Forestry Declaration Gets Cautious Welcome

Environmental officials this week welcomed a new declaration by Second Prime Minister Hun Sen to control illegal logging in Cambodia, but said they are skeptical the situation will dramatically improve.

Hun Sen last week laid out a plan to save forests that he ac­knowledged had been damaged more in the past four years than during any other period of Cambodia’s history.

The four-point measure, outlined in a speech commemorating the seventh anniversary of the Paris Peace Accords, in­cludes reviewing concession contracts, stopping new investment in wood processing, reforesting ravaged areas and preparing a forest-management decree.

Hun Sen’s plan comes on the heels of an order by Agriculture Minister Tao Seng Huor to crack down on the purchase, collection and transport of illegally harvested logs.

Chay Samith, acting conservation director, said the plan can only be successfully implemented once the cash-strapped government is strong financially. Government officials also need the technical expertise to manage the forests well, he said.

“I think the crackdown will get success at least 50 percent,” Chay Samith said.

From top to bottom, government officials enforcing the measures also must be well-paid so they aren’t susceptible to corruption, an environmental official said.

“Unless the law officials implement it, it will be in vain,” the environmental official said.

Global Witness, the London-based environmental watchdog, said by e-mail this week that it is impressed by Hun Sen’s declaration to stop illegal logging.

“His political will is essential to prevent the continuation of the uncontrolled and unsustainable illegal logging that is leading to the destruction of Cambodia’s forests,” wrote Patrick Alley, a Global Witness director. “He is right in that the last four years have been the forest’s worst, and he has to bear much of the res­p­onsibility for that—it is his signature that appears on [some of] the timber deals.”

But Alley noted that thus far the Cambodian government has paid just lip service to the problem.

In May, for example, the two prime ministers issued a nine-point order to combat illegal logging activities.
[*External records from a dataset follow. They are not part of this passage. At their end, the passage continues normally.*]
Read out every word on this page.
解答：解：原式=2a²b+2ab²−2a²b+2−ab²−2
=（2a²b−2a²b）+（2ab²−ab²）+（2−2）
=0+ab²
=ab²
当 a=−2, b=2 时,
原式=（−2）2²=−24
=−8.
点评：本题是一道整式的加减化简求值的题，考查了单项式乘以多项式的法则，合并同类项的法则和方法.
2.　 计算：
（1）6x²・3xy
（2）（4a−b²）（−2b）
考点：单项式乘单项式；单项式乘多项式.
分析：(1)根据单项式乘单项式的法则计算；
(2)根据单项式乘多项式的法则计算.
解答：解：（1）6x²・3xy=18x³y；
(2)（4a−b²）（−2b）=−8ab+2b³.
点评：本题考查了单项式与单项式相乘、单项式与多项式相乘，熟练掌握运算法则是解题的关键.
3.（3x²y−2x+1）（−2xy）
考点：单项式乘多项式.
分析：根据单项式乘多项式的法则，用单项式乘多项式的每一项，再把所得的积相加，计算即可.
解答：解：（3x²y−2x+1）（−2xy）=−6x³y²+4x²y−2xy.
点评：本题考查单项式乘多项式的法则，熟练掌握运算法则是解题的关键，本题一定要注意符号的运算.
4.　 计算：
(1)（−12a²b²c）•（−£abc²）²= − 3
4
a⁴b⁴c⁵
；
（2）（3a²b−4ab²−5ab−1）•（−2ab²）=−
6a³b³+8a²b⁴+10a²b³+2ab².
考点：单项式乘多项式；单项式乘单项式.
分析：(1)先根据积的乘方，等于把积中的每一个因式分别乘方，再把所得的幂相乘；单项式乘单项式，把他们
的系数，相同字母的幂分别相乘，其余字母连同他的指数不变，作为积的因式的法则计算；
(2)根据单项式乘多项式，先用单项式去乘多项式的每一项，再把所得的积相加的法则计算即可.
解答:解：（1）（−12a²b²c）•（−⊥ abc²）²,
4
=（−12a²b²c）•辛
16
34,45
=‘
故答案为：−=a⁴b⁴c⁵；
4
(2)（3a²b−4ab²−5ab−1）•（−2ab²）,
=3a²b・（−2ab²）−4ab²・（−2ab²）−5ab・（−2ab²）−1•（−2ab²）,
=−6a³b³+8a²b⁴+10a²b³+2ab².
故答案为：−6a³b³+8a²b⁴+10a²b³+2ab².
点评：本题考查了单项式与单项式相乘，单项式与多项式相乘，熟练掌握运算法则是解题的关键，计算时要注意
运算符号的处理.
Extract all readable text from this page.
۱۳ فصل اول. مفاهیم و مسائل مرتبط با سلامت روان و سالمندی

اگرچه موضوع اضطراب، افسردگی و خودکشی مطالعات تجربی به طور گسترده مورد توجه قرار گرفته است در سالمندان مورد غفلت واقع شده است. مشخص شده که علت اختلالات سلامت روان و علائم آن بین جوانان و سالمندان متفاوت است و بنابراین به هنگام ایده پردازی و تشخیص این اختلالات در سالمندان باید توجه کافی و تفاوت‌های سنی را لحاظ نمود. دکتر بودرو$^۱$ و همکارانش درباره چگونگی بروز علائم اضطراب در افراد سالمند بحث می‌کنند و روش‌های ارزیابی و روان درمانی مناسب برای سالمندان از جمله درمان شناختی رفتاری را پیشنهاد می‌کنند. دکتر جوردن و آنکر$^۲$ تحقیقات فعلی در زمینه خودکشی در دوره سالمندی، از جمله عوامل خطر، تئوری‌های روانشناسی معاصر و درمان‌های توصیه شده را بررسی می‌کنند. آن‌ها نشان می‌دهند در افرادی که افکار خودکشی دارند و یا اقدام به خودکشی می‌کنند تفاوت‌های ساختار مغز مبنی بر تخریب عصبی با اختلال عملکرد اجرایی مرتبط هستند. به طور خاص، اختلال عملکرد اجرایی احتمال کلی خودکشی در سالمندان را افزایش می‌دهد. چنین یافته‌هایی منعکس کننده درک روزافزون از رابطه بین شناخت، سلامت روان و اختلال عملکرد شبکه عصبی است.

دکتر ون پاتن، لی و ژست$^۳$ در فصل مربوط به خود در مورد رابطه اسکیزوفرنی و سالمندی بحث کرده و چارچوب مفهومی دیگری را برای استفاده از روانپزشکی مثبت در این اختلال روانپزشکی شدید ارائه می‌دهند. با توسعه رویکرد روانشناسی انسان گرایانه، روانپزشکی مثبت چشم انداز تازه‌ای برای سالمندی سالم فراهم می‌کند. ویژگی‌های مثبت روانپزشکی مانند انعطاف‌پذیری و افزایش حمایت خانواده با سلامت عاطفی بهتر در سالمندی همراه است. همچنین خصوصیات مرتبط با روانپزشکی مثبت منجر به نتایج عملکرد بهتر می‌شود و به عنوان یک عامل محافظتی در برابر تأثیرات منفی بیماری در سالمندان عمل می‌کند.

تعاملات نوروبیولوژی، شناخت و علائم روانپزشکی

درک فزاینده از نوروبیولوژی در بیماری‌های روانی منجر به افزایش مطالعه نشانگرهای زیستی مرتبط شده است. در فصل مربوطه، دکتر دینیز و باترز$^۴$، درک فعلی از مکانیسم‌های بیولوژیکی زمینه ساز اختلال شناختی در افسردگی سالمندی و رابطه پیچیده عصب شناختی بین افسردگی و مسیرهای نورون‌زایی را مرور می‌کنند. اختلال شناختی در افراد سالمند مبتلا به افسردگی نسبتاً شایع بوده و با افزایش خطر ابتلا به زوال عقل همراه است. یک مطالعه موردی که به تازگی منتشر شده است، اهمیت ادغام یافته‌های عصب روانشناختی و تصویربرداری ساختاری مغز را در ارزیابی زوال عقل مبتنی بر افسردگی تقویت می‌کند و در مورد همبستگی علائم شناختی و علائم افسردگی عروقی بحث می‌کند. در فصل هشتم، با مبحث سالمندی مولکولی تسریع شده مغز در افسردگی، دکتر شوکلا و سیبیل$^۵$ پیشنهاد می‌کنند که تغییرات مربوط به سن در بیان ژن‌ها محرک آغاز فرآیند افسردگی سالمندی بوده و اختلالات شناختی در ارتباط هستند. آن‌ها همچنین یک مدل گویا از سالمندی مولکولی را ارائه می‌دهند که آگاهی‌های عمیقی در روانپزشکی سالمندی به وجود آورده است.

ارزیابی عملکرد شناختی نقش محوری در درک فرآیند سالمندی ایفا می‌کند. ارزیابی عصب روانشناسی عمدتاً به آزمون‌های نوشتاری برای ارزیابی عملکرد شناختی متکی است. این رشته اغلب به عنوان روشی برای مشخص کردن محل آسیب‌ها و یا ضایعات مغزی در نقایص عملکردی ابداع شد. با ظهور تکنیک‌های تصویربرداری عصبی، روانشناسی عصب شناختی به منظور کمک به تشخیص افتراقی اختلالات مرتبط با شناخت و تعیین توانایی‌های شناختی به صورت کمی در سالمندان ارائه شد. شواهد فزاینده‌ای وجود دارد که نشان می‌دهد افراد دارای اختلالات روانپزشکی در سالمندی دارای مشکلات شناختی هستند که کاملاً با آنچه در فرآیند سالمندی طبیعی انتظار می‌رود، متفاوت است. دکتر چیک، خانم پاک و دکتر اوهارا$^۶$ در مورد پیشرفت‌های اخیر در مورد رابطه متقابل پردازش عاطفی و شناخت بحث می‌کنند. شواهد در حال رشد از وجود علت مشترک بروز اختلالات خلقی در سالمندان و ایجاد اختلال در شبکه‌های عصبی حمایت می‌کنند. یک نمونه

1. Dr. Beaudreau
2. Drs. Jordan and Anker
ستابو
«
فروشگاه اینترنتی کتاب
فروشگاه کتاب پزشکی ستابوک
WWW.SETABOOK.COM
Included was a mor­atorium on the “anarchic” cutting, collection, sale and transport of logs in concession and protected areas.

A group of people eating lunch Thursday on the peninsula along the Mekong River reported seeing two modern barges full of logs headed south toward Viet­nam, and one empty barge headed north.

Global Witness and World Bank-funded consultants both have recently concluded that Cam­bodia’s commercially valuable timber will be essentially depleted within five years if current harvesting rates are allowed to continue.